Aguada sighed. She was holding 67 people in different parts of her. Most of them were couples and then there were a few photographers, a family here and then there. And friends who wanted to be lovers and lovers who became friends.
She sighed. She wanted to shed a tear. She used to hold so much water, and a bright light, to guide the lost, to bring home the found. Those were all things of the past now. Now she was a Bollywood icon, and selfie central, an overpriced hotel's backyard and a slight commercial success.
"How long have I watched them now?" Aguada threw a question to the Sea, who had crawled up high with a wave to touch her shoulders, and splash a few excited audience.
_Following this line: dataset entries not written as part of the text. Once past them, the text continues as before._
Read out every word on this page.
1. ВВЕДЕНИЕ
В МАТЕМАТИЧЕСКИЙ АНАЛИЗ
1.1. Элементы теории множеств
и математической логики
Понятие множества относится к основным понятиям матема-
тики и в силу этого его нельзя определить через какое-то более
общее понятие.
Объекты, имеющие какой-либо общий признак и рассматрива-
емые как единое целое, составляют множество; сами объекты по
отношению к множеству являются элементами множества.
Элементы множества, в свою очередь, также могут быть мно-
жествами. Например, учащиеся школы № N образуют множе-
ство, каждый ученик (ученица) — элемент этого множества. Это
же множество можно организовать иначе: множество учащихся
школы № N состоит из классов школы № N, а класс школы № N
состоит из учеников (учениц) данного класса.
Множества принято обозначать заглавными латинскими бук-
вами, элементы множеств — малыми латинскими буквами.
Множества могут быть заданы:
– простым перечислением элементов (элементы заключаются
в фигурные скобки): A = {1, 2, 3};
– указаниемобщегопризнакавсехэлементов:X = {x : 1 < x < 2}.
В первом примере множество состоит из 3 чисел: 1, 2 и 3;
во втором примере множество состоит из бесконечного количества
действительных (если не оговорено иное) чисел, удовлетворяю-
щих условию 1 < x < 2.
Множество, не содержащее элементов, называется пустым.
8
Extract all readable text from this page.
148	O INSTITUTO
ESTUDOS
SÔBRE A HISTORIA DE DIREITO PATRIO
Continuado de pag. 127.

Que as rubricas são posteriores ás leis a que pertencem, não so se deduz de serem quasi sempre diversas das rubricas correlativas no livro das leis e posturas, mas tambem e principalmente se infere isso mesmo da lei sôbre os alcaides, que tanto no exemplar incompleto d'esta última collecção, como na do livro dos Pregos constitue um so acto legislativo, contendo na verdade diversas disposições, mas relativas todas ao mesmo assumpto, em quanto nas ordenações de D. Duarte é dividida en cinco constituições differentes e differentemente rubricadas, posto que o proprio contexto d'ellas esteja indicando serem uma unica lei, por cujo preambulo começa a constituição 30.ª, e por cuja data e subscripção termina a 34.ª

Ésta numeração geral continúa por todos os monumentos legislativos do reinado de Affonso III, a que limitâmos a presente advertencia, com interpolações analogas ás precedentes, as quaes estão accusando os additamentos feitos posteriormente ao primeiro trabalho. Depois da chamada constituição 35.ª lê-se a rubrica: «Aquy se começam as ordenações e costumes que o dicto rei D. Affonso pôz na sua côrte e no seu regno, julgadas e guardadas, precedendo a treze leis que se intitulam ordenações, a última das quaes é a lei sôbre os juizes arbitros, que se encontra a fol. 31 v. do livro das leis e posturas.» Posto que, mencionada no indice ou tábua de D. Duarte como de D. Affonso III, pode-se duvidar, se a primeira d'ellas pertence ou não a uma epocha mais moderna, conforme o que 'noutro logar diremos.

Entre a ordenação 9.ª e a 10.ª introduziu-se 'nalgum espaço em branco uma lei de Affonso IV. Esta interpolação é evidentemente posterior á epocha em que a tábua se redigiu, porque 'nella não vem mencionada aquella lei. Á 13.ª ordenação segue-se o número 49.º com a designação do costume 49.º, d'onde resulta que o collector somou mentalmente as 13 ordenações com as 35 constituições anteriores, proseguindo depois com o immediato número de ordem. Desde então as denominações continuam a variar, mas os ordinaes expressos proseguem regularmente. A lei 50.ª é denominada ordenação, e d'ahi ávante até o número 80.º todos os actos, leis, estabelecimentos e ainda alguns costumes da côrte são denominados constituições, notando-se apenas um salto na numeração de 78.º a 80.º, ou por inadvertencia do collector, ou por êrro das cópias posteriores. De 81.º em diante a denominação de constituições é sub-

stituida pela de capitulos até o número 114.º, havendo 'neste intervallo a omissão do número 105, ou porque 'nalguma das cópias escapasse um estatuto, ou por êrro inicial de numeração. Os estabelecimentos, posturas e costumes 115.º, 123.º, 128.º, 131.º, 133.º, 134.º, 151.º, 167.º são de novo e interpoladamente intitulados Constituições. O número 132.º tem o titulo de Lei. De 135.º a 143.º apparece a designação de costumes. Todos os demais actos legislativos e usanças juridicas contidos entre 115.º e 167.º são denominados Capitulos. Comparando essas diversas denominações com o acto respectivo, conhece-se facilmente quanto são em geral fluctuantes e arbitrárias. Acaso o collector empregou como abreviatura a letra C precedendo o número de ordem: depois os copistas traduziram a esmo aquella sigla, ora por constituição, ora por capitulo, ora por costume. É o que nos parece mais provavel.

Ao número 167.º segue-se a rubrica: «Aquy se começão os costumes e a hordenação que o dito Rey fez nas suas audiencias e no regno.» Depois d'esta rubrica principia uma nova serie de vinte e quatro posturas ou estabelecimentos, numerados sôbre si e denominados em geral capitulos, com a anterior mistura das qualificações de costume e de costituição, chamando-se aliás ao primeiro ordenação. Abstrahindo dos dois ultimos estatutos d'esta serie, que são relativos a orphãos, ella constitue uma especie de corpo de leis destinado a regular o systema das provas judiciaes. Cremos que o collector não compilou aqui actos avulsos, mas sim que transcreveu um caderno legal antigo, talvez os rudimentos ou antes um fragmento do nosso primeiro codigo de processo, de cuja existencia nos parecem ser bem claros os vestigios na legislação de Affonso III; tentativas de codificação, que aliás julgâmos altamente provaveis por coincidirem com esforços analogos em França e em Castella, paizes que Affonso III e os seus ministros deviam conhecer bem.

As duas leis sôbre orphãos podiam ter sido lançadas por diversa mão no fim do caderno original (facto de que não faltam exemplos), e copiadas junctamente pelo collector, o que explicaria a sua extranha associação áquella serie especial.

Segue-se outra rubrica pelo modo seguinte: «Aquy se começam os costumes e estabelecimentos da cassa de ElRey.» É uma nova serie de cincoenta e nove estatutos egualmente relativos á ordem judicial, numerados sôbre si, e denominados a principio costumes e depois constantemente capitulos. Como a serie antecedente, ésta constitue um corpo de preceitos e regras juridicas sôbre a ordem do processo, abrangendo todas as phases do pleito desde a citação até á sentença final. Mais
"Hundreds of years, you were born in the 17th century, right in front of my eyes, they had put in a lot of work to build you up. I waited for you to rise; I fell in love with your structure, your colour. You were different."
"I am Portuguese, you are used to Africans and Arabs and Pakistanis."
"You are Portuguese-Indian. All the men who jumped off you into my lap and died, selecting you as their last place to rest, and the women who came after them and cried, we watched them all."
"See that girl in that red shirt? Her Grandmother came here when she was five years old."
"No way!" The Sea got closer, rose up a little to take a look at the said girl.
"How long have you watched them?" Aguada asked the Sea.
"I am not telling, if I give away my age you will never fall for me."
"I will never fall for you anyway." Aguada stood firmly, just as firm as every day.
"Watch out for that one!" the Sea splashed gently on a rock, a man was standing there alone, looking dizzy.
"He is going to jump."
"Yes. Today? You think?"
"Maybe, let's see. If he waits till the Sun sets then I would say yes."
The Sun was long gone. Had dressed some funny clouds as monsoon's first edition and checked out on the other side. The Moon protested against such irresponsible acts. No Man paid attention, not even the one who wanted to die. The Sea continued throwing passionate fits at Aguada's feet. Aguada accepted none of it yet stood half-drenched, half-old, fully-grand to win her evening show with her, only her, Arabian Sea.